How Brianna Butler specialized herself into Syracuse’s offense
Logan Reidsma | Senior Staff Photographer
Brittney Sykes’ eyes widened recalling the statements from head coach Quentin Hillsman three years ago. Standing with fellow freshman Brianna Butler at the time, their new head coach’s instructions were clear, and directed at Butler.
“’I don’t care if (the opponent) has their hand in your face,’” Sykes remembered Hillsman saying. “‘You shoot the ball.’”
Hillsman delivered his demands at the soft-spoken, 5-foot-11 then-freshman whose recruiting pitch was predicated on her taking 300 3s and making one-third of them. She wasn’t used to taking every shot, only certain ones in space.
But Hillsman admired Butler’s high release. He applauded her smooth stroke that lent itself to consistency. He believed she was the best shooter in the country.
The message became increasingly clear: Don’t shoot, don’t play.
That’s how Butler became the country’s most prolific 3-point shooter.
“I just took into it,” Butler said of her specialized role. “I’ve always been able to shoot, and I was just putting up more shots.”

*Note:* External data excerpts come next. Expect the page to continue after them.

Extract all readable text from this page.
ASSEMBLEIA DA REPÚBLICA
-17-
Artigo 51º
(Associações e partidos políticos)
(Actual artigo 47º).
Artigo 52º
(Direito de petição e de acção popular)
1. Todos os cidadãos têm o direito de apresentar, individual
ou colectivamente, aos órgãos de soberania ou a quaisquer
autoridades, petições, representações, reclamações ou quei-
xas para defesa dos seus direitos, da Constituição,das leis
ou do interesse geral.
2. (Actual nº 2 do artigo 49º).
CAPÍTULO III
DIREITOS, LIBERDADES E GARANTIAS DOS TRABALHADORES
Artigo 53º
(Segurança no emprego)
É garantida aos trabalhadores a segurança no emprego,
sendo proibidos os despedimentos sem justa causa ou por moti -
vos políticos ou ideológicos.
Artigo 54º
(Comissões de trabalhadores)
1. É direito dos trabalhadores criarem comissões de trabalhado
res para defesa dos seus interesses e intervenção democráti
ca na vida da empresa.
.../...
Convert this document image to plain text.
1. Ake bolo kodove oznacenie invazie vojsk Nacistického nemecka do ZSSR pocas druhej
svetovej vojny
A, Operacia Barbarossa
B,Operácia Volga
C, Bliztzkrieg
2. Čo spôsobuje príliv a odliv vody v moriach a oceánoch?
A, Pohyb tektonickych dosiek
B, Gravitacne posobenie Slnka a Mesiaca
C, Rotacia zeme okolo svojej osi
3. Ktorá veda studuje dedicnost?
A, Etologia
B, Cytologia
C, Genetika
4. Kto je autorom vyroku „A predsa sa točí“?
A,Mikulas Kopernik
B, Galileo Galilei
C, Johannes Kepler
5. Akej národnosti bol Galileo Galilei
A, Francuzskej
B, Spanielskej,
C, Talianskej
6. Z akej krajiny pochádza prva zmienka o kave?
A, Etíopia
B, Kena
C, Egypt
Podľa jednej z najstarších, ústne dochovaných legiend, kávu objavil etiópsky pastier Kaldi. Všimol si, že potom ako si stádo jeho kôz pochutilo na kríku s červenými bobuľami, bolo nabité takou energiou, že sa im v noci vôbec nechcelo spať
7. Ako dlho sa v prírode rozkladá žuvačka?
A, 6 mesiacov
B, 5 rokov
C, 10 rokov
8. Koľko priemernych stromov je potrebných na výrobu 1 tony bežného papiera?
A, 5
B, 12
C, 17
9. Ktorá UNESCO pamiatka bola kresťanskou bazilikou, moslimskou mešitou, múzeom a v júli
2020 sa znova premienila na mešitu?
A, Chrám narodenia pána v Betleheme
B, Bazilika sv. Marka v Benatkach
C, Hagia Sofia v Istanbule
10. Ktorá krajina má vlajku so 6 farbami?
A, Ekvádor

She heeded her coach’s vision, and the senior guard has logged more minutes than any Syracuse player in the last four years en route to becoming the NCAA Division I active leader in career 3s. Butler has the three best 3-point shooting seasons, by field goals made, in program history. With three makes from behind the arc for No. 18 SU (22-6, 12-3 Atlantic Coast) against Boston College (14-13, 2-12) on Thursday at 7 p.m., she’ll surpass her own high watermark.
Shooting had always been her calling card, but never to Hillsman’s extreme. Butler had to assimilate herself to the Orange’s offense before becoming its catalyst. That meant believing a contested 3 was more valuable than driving to the basket.
Butler has a God-given stroke. You very rarely see a player that has such a smooth, sweet stroke that she does. It is just pure. There’s no glitches to it. It’s one motion. You would pray to have a stroke like that.Brittney Sykes
Hillsman identified Butler as a reluctant shooter coming into his program, and in turn she only put up six shots in her collegiate debut. She attempted more than 10 shots in only eight of 32 starts as a freshman.
But the stat sheet speaks to Butler’s evolvement, how an initial shooting hesitancy confined her to average seven points per game as a starter. Now she’s averaging 15 shots per game to complement her 14 points a game.
Her role doesn’t come without its perils, and Butler’s abundance of shots taken has led her to miss an NCAA-worst 216 3-point attempts. But Hillsman never steered her away.
“I think it should be easy,” Hillsman said of being a shooter. “If you were a player and the coach said, ‘Shoot the ball every time you touch it and I don’t care if you make it or not,’ I don’t see that being pressure.
“If my coach told me to shoot the ball every time, I wouldn’t ever have an assist. Ever.”
Larry E. Reid Jr. | Staff Photographer
Despite assists actually leading to points, Hillsman demands Butler be on the receiving end, not giving. He references former Orlando Magic forward Dennis Scott as Butler’s NBA comparison. Scott led the league in 3s in the 1995-96 season but averaged less than three assists per game. Butler averages less than two.
They’re both high-release shooters who can roll out four to five makes in a row, SU’s head coach said. Butler prefers instead to pattern her game off childhood icon Ray Allen and reigning NBA MVP Stephen Curry.
Both specialize behind the arc, but what piques Butler’s interest is what comes before the shot. She studies how they read screens and set themselves to shoot in traffic.
“The hardest part … is when a team’s really overplaying you for shooting,” Butler said. “They see you as a 3-point shooter so they try and run you off your spot and make you have to do other things off the dribble to get the 3-point shot off.”
The hardest part … is when a team’s really overplaying you for shooting. They see you as a 3-point shooter so they try and run you off your spot and make you have to do other things off the dribble to get the 3-point shot off.Brianna Butler
In Syracuse’s “program-changing” win over then-No. 10 Florida State on Thursday, Butler wove around a Bria Day screen to her left that blocked guard Emiah Bingley. The senior set her feet at the top of the arc, staring down 6-foot-5 center Kai James, and unleashed her shot just above James’ outstretched right arm.
Butler banked the ball through the net. It capped off a 12-point, 4-for-7 3-point shooting performance in the first quarter. But she didn’t make any of her eight attempts the rest of the game.
Butler’s performance was just an average one by the game’s end. At halftime it was good, but after the first quarter it was great. It’s the life of a shooter, and it’s the only one Hillsman’s ever wanted her to live.
“Coach had so much faith in her shot and he knew the potential she had to be a pure shooter and the shooter she is now,” Sykes said. “That credibility behind the number 13 is just forever going to be in the books.”